In response to the Coronavirus outbreak, sustainability NGO Friend of the the Sea and Friend of the Earth asks the Chinese government to permanently halt to sale of wildlife in markets and restaurants and via e-commerce.
A petition calling on the Chinese government to permanently close markets that sell wildlife for food. The petition is a response both to the recent outbreak of the deadly Coronavirus, which has been traced to China’s wildlife markets, and the overall environmental damage these markets are causing.
China has announced a temporary, immediate ban on wild animal trading, but Friend of the Earth and Friend of the Sea would like to see the ban become permanent.
‘We applaud China’s decision to place a short-term ban wildlife trading, but the ban should be forever,’ said Friend of the Sea director Paolo Bray.
‘The ban should include not only wet markets, but supermarkets, restaurants and e-commerce platforms. Wild animals belong in nature.’ The NGO plans to send all the signatures to the Chinese government with the suggestion that they become the world’s new wildlife conservation leader.
As of 30th January, more than 8000 cases of the Wuhan Coranavirus have been confirmed in China, causing more than 171 deaths. The virus is becoming a worldwide threat as confirmed cases appear outside mainland China.
The Coronavirus is believed to be a zoonotic disease that can be transmitted from animals to human, thought to probably come from a snake – and been traced to a market in Wuhan known for selling wild animals for consumptions including dogs, turtles, bats, snakes, giant salamander, crocodiles, hedgehogs and marmots.

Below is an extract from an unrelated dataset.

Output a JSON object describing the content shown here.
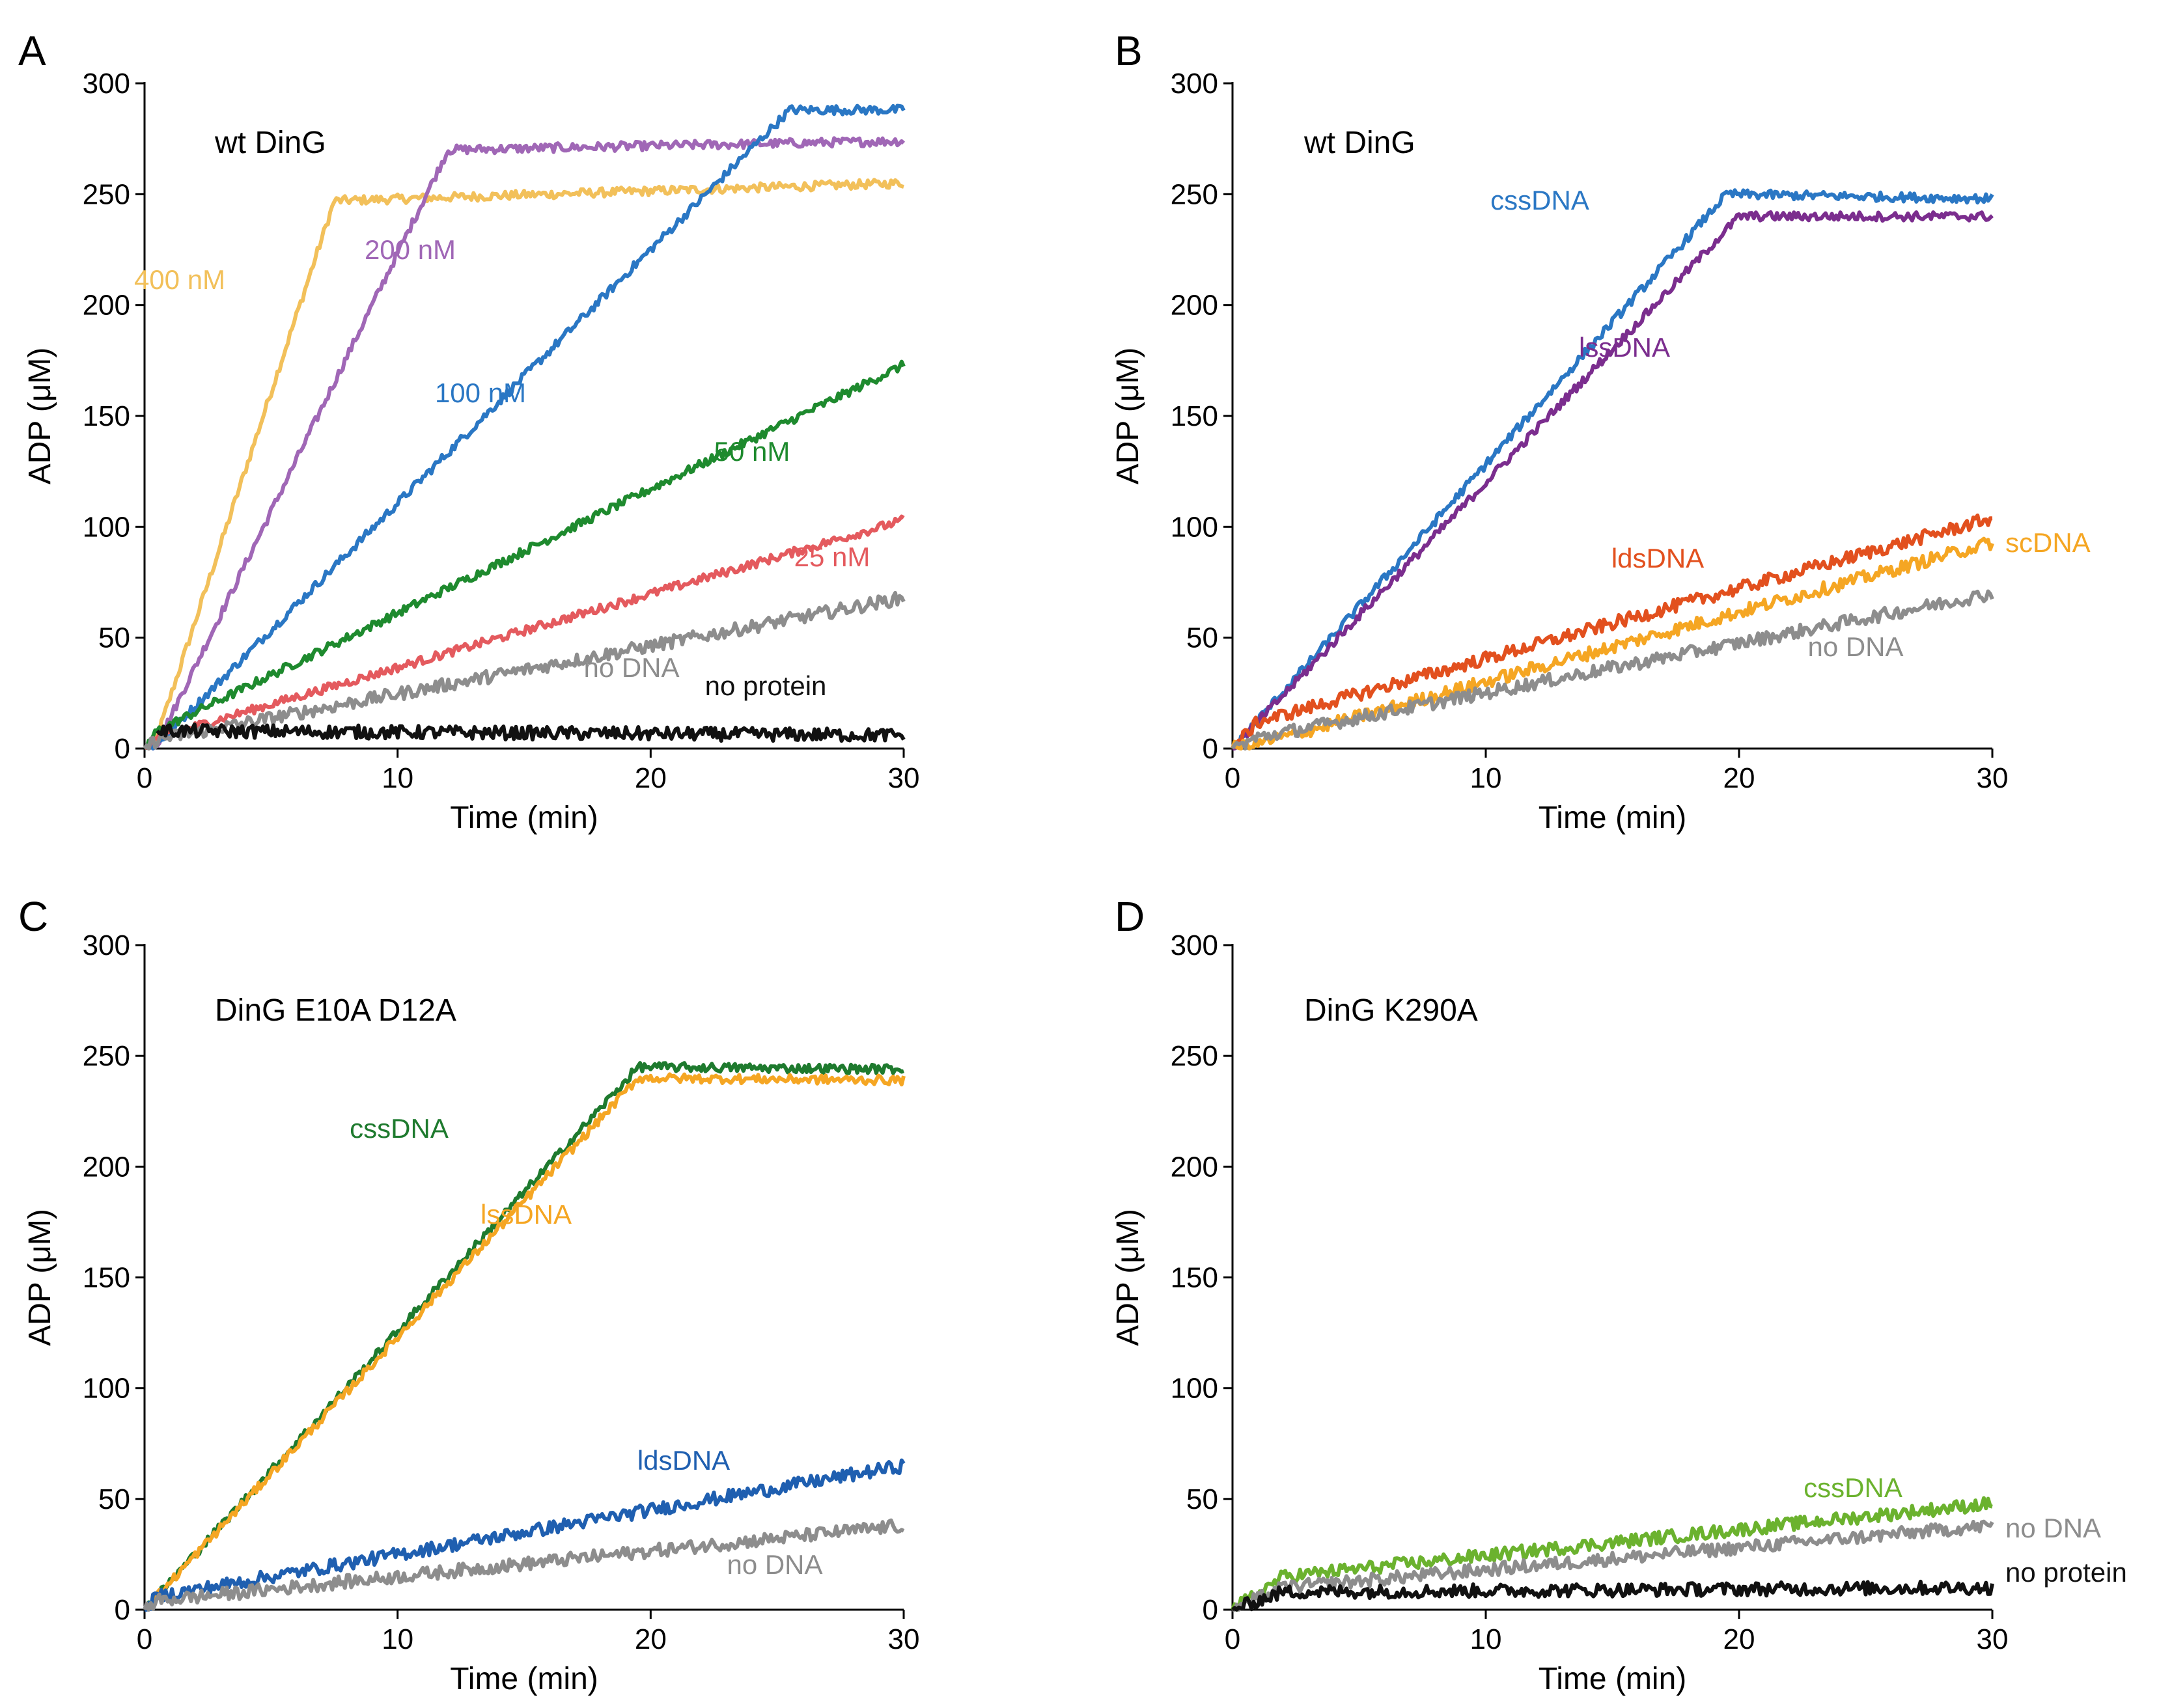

China is the world’s largest market for wildlife products, which is estimated to be a $20 billion global enterprise – fourth in size only after the illegal drug trade, human smuggling and illegal weapons trafficking. ‘Wildlife trafficking undermines human security in resource-dependent local communities, severely harms the way of life of indigenous people and causes substantial economic losses,’ Paolo Bray said.
‘If these wildlife markets persist, we will continue to face heightened risks from emerging new lethal viruses and pandemic spread.’